Democrats Fired from F.T.C. Sue President Trump Over Dismissals
Two Democratic former members of the Federal Trade Commission sued President Trump on Thursday over his decision to fire them from the agency, accusing him of an illegal overreach of executive power.
Mr. Trump fired the Democratic commissioners, Rebecca Kelly Slaughter and Alvaro Bedoya, on March 18, upending the consumer protection agency, which is typically run by three members from the president’s party and two from the opposing party.
In a lawsuit filed in the United States District Court for the District of Columbia, lawyers for Ms. Slaughter and Mr. Bedoya argued that Mr. Trump’s dismissals of them were without cause and violated federal law. They cited a 1935 Supreme Court precedent that said the president may not fire independent regulatory boards members solely over policy disagreements.
“In short, it is bedrock, binding precedent that a president cannot remove an F.T.C. commissioner without cause,” the lawsuit said. “The president’s action is indefensible under governing law.”
The White House, which did not immediately respond to a request for comment, previously said that “President Trump has the lawful authority to manage personnel within the executive branch.”
The lawsuit was the latest legal battle to erupt over Mr. Trump’s attempts to expand the power of the presidency. In recent months, more than 50 court rulings have in many cases temporarily halted actions taken by the administration, ranging from its aggressive stance on deportations to its firing of civil servants.
The legal battles have also affected regulators that Congress set up to be independent from direct White House control. While regulators are appointed by the president, many have traditionally had wide latitude to determine the direction of their agencies.
But Mr. Trump earlier fired Gwynne Wilcox, a Democrat on the National Labor Relations Board, who was reinstated by a federal court this month. The administration has appealed that ruling.
Mr. Trump also signed an executive order last month that affected the F.T.C., the Securities and Exchange Commission, the Federal Communications Commission and the National Labor Relations Board. The executive order instructed those agencies to submit proposed regulations to the White House for review, as well as declaring that they must accept as binding the interpretations of the law made by the president and the Justice Department, among other measures.
Ms. Slaughter and Mr. Bedoya’s lawsuit also named the two Republican F.T.C. commissioners — the agency’s chairman, Andrew Ferguson, and Melissa Holyoak — as defendants.

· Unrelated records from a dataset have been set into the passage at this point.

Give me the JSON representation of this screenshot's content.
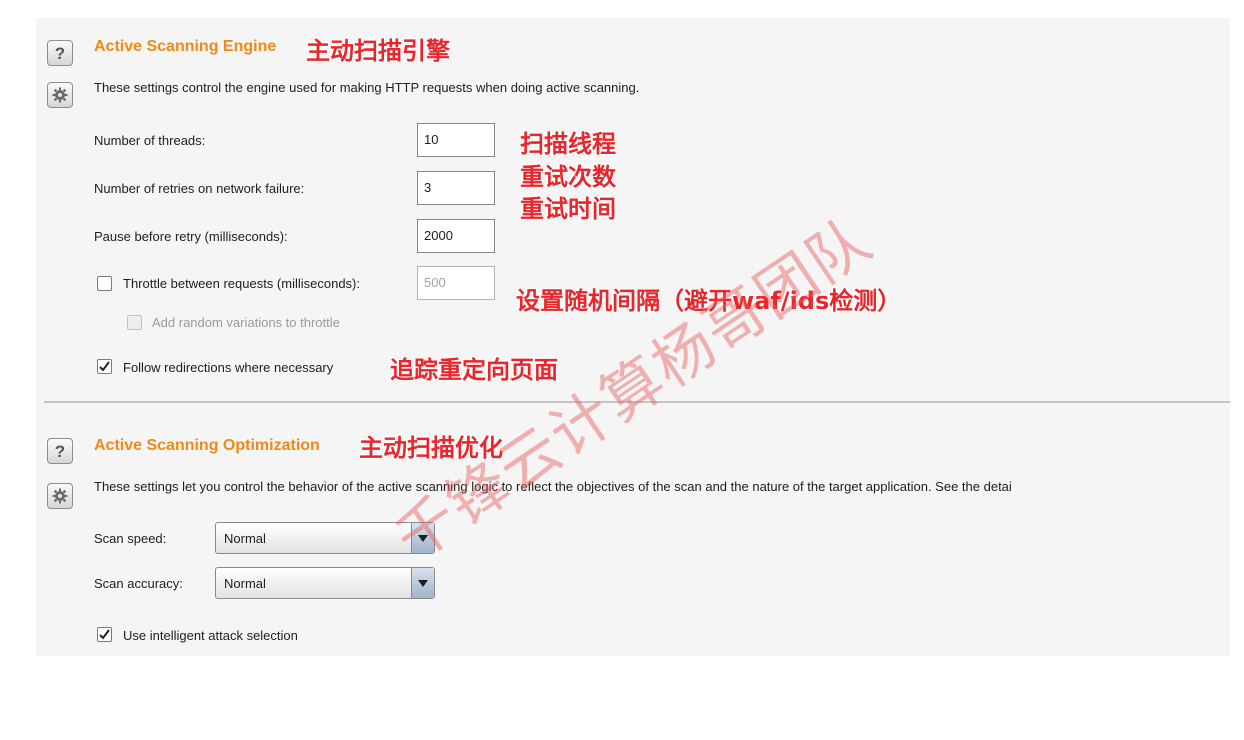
{
  "engine": {
    "title": "Active Scanning Engine",
    "annotation": "主动扫描引擎",
    "description": "These settings control the engine used for making HTTP requests when doing active scanning.",
    "threads_label": "Number of threads:",
    "threads_value": "10",
    "threads_annotation": "扫描线程",
    "retries_label": "Number of retries on network failure:",
    "retries_value": "3",
    "retries_annotation": "重试次数",
    "pause_label": "Pause before retry (milliseconds):",
    "pause_value": "2000",
    "pause_annotation": "重试时间",
    "throttle_label": "Throttle between requests (milliseconds):",
    "throttle_value": "500",
    "throttle_checked": false,
    "throttle_annotation": "设置随机间隔（避开waf/ids检测）",
    "random_label": "Add random variations to throttle",
    "random_checked": false,
    "follow_label": "Follow redirections where necessary",
    "follow_checked": true,
    "follow_annotation": "追踪重定向页面"
  },
  "optimization": {
    "title": "Active Scanning Optimization",
    "annotation": "主动扫描优化",
    "description": "These settings let you control the behavior of the active scanning logic to reflect the objectives of the scan and the nature of the target application. See the detai",
    "speed_label": "Scan speed:",
    "speed_value": "Normal",
    "accuracy_label": "Scan accuracy:",
    "accuracy_value": "Normal",
    "intelligent_label": "Use intelligent attack selection",
    "intelligent_checked": true
  },
  "icons": {
    "help": "?",
    "settings": "gear-icon",
    "dropdown": "chevron-down-icon",
    "check": "checkmark-icon"
  },
  "colors": {
    "section_title": "#f08a14",
    "annotation": "#e8262b",
    "watermark": "#eb5a5a"
  },
  "watermark": "千锋云计算杨哥团队"
}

They also named the agency’s executive director, David B. Robbins.
The 1914 law that established the F.T.C. says commissioners can be removed from the five-member board for “inefficiency, neglect of duty or malfeasance in office.” The Supreme Court reinforced those protections in the 1930s when President Franklin D. Roosevelt tried to fire a member of the F.T.C.
In a letter sent on behalf of Mr. Trump last week informing one of the commissioners of the termination, the White House said the protections established by the Supreme Court’s ruling didn’t apply to those who led the F.T.C. today.
Mr. Ferguson said in a statement last week that he had “no doubts” about the president’s constitutional authority to remove his colleagues. The F.T.C. did not immediately respond to a request for comment on the lawsuit.
In the lawsuit, lawyers for Ms. Slaughter and Mr. Bedoya said the two have been “denied access to their offices” and were now listed as former members of the commission on the F.T.C.’s website. Their staff have also been put on administration leave, according to the lawsuit.
The F.T.C. has been responsible for some of the biggest showdowns between corporate America and the federal government. In April, the agency is scheduled to face off against Meta, the owner of Facebook, Instagram and other apps, at an antitrust trial over whether the tech giant illegally stifled nascent competitors when it bought Instagram and WhatsApp.
The F.T.C. has also filed lawsuits against Amazon, arguing it made it hard for consumers to cancel its Prime subscription service and squeezed small merchants that use its site.
Under Mr. Ferguson, the agency has increasingly turned its focus to the big online platforms’ power over speech and discourse. Last month, the agency began soliciting comments from people and business who said their posts had been improperly removed by social media sites.